Philippe Borgeaud et F. Prescendi réfléchissent sur ce que peut bien signifier le fait de vénérer plusieurs dieux à la fois. Ils notent que chaque sanctuaire grec présente une forme particulière du dieu vénéré ;  les Grecs distinguent entre Zeus de l’agora et Zeus de la cité, entre Aphrodite céleste et Aphrodite du peuple. En fait les Anciens n’avaient pas conscience d’être polythéistes. D’autre part, ce sont les poètes Homère, Hésiode qui ont appris aux Grecs que les dieux étaient « athanatos » (pas concerné par la mort) et « ageraos » (pas concerné par le vieillissement). Cependant ils vivent comme les hommes, se battent comme eux, aiment comme eux, sont rusés comme eux. C’est qu’ils sont aussi issus de l’ancêtre Terre Gaïa. Ce sont les Tarquins, rois étrusques, qui ont importé  de Grèce la représentation anthropomorphique ; mais les Romains conserveront scrupuleusement les mythes de fondation de la civilisation romaine (Enée, Romulus, Remus, Numa). Le culte le plus représentatif de l’Empire romain, c’est la triade capitoline, Jupiter, Junon, Minerve, dieux majeurs auxquels se joignent Mars, Vénus, Vesta. On retrouvera dans toutes les colonies de Rome cette triade capitoline honorée partout dans un temple nommé Capitolium. César évoquant les dieux gaulois leur trouve des traits qui les assimilent à Jupiter ou à Mars. Le panthéon romain comprendra aussi des humains divinisés, en général les empereurs, qu’une cérémonie spectaculaire (« consecratio ») fera passer du monde humain au monde divin.

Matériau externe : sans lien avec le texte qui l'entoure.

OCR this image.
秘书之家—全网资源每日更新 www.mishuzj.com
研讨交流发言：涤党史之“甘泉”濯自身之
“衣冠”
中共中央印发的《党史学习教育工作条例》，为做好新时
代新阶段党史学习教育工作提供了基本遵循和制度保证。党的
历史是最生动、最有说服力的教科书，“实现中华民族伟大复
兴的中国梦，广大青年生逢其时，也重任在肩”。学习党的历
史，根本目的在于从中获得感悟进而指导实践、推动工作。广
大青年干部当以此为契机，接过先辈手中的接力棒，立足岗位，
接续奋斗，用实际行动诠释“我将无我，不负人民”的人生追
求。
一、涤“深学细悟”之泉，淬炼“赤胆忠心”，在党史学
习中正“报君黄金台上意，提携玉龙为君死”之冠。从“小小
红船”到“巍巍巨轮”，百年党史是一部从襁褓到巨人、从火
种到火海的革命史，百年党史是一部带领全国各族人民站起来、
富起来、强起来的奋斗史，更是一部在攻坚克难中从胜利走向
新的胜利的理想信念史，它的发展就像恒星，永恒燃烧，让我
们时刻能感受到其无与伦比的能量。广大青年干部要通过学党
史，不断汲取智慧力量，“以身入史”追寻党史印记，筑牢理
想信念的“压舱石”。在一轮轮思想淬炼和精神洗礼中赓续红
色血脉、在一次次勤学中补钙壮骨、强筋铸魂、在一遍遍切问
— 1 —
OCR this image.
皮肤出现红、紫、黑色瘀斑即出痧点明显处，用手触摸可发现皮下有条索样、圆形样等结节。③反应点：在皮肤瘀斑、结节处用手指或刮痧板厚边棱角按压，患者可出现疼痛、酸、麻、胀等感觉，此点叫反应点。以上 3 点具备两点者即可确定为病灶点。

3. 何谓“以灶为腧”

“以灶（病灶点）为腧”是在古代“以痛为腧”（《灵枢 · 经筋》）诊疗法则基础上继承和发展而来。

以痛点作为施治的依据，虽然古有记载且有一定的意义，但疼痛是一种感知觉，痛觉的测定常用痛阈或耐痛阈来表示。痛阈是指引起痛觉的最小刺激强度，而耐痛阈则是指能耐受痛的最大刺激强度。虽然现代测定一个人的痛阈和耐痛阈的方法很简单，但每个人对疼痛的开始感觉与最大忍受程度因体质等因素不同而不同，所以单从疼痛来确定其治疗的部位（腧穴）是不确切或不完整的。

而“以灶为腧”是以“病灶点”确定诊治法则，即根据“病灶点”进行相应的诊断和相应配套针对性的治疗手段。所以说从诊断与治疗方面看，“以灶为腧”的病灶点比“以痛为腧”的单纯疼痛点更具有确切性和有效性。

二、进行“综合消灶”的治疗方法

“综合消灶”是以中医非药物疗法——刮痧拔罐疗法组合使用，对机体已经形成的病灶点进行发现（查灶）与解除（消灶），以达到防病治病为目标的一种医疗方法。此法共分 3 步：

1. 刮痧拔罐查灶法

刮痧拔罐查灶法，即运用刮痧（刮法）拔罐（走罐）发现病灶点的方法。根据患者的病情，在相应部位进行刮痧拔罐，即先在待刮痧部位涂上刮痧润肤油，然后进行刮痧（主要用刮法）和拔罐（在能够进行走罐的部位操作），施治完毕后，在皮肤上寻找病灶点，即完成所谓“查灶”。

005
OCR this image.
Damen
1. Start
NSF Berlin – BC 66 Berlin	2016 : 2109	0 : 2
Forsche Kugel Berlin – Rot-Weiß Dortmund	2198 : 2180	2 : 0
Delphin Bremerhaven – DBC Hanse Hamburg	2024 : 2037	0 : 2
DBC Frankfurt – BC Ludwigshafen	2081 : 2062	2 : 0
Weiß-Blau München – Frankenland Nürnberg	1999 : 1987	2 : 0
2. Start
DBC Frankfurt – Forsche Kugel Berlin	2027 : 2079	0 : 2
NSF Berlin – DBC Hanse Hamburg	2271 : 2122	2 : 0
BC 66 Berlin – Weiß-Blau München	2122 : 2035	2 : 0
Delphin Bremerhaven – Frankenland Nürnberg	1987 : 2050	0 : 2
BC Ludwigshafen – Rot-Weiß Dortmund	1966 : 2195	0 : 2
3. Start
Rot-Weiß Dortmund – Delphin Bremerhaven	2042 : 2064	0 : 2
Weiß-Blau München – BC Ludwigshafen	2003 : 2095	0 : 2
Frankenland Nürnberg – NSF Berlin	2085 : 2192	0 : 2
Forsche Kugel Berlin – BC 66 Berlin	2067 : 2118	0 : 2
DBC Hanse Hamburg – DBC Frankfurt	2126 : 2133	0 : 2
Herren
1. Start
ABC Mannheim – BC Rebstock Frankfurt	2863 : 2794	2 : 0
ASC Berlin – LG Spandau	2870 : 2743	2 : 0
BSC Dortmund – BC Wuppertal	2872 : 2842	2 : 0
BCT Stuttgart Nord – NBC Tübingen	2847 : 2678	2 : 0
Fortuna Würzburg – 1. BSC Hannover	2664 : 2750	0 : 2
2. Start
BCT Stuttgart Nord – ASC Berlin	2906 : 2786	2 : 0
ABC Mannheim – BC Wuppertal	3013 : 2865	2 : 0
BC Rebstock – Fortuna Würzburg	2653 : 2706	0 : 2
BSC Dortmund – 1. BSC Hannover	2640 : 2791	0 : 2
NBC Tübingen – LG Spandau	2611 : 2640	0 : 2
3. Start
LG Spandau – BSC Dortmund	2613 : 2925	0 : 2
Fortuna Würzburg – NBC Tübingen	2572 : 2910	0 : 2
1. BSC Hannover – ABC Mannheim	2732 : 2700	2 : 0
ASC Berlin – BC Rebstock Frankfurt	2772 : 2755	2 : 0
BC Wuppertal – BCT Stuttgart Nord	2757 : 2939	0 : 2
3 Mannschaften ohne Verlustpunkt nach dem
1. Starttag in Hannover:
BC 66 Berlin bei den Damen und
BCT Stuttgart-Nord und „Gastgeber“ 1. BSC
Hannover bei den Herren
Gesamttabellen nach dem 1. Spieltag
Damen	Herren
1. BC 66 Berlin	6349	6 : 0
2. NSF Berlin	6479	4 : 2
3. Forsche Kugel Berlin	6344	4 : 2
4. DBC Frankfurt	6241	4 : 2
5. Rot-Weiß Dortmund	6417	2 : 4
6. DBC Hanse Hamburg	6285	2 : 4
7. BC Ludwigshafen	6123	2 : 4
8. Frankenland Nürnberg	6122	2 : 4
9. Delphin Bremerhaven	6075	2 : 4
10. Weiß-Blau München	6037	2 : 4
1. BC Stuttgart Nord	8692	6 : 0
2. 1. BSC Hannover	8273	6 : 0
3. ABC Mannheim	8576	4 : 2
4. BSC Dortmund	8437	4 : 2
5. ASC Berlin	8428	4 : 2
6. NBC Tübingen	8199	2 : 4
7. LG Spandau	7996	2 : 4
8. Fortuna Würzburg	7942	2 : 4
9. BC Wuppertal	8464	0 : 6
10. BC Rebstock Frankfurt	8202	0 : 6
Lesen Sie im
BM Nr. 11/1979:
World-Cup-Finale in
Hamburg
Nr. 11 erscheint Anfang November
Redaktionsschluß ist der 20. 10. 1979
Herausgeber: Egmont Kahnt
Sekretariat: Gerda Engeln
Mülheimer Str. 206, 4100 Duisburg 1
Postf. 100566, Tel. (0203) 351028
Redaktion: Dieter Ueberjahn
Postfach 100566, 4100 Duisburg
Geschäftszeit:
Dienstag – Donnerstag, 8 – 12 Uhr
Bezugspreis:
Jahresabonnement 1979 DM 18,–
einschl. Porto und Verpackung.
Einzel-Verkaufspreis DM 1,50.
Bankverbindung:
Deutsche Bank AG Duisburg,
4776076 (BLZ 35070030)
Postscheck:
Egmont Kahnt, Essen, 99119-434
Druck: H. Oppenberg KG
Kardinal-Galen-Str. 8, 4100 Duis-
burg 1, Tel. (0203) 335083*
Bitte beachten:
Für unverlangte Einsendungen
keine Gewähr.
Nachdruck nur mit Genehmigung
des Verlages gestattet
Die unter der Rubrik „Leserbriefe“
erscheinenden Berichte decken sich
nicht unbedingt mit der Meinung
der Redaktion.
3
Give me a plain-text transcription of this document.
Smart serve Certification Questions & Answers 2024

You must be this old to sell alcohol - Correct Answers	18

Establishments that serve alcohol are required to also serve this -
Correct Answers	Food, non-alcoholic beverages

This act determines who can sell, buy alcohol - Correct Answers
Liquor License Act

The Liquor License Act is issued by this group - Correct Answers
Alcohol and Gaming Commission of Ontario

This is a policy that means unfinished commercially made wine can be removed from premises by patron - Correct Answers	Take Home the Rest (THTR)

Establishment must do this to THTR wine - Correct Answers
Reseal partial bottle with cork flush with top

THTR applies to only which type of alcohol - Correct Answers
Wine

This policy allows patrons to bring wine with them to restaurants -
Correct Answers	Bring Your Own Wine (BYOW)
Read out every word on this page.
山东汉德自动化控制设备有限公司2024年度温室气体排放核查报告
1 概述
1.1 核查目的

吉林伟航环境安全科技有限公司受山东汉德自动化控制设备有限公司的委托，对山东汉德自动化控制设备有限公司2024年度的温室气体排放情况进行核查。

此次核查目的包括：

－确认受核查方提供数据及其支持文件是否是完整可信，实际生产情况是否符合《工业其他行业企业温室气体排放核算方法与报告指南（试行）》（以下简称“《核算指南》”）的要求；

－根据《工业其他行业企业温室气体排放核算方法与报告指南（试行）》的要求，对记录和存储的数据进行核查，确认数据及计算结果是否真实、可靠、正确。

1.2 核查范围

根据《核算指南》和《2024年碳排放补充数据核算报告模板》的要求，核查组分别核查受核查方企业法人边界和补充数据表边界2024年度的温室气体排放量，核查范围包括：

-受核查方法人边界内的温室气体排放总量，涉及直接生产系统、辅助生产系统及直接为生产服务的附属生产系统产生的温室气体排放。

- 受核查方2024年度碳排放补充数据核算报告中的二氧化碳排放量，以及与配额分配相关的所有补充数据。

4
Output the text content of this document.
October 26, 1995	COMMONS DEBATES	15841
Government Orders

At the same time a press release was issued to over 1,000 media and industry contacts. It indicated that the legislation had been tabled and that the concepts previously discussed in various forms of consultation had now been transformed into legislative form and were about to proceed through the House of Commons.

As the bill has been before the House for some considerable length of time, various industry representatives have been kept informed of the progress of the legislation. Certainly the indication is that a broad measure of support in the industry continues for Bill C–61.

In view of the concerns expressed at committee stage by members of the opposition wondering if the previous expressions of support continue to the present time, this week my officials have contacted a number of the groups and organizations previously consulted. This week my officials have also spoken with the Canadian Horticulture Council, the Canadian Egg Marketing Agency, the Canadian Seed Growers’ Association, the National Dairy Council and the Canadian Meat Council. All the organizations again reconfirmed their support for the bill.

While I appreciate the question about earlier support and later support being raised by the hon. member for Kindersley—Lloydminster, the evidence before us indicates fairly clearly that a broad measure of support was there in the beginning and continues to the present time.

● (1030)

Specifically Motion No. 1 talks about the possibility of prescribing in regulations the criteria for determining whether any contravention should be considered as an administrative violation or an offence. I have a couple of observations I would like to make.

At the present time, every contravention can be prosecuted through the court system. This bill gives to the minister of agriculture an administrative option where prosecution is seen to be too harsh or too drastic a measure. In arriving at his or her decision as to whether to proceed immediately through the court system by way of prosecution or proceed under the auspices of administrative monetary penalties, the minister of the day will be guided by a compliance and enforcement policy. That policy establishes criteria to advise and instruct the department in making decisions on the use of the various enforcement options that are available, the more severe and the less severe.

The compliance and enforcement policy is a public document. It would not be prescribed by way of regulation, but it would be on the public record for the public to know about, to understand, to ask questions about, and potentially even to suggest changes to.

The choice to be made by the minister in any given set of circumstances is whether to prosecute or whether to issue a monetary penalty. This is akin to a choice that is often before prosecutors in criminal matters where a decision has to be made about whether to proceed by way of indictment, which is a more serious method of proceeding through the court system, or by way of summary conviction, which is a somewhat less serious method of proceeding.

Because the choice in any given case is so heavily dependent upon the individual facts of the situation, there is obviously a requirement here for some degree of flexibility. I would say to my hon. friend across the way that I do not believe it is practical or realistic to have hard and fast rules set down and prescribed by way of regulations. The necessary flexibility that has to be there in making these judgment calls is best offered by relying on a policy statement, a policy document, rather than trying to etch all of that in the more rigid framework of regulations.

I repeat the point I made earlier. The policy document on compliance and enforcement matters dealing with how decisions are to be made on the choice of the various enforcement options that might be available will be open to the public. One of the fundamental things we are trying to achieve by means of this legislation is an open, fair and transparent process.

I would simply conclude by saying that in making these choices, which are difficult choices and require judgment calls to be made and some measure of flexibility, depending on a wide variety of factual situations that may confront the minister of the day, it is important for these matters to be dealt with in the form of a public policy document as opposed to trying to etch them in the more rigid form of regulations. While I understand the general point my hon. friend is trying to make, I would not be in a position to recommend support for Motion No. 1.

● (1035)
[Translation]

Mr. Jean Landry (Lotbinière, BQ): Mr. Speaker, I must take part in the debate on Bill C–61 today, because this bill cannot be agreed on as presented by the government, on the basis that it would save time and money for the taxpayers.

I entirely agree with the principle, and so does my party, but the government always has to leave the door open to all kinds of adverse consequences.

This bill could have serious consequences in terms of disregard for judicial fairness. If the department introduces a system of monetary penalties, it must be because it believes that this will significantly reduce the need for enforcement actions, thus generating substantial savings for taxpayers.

Francesca Prescendi analyse l’acte fondamental des pratiques religieuses de l’Antiquité, à savoir le sacrifice. En Grèce, les philosophes s’opposeront aux sacrifices d’animaux prétendus coupables car participant à la violence du cosmos ; les représentations iconographiques de ces cérémonies  occulteront volontairement la violence en privilégiant les processions solennelles pleines de dignité et qui font plutôt apparaître le niveau social de celui qui offre le sacrifice, consommateur d’encens venu à grands frais du Yémen. Lorsque la victime est sacrifiée, un cri rituel (« ololuge ») est poussé par les femmes ; cette sorte d’ululement est encore en usage dans les sociétés arabes (« halhala ») lors de rassemblements festifs

Dominique Jaillard et F. Prescendi examinent les manières grecque et romaine d’interroger les divinités. Les Institutions oraculaires grecques attirent de nombreux pèlerins d’Europe et d’Asie comme à Delphes au sanctuaire d’Apollon, où Plutarque servit comme prêtre. Le terme grec « mantique » désigne toutes les sortes de divination qui, rappellent les auteurs, ne servent pas à prévoir le futur mais sont un moyen de régler un problème. Ce sont des prêtres étrusques ou haruspices qui introduisirent ces pratiques en Italie en utilisant les « livres sibyllins », compilations rapportées de Samos, de Sicile et même d’Afrique du Nord. On interroge les dieux sur l’emplacement des villes nouvelles en se penchant sur le vol d’oiseaux, le grésillement des entrailles qui brûlent sur les autels, le tirage au sort. Pour Cicéron, la divination fait partie de la religion

Seize illustrations (pages 96 et 97) sont commentées dans les différents chapitres, qui disposent de bibliographies spécialisées. L’index des noms des spécialistes, des lieux et des divinités (pages 169 à 176) ainsi que les notices des auteurs de l’ouvrage (pages 183 à 185) complètent utilement cette présentation de regards croisés qui souligne une fois de plus comment les mythes transmettent des savoirs.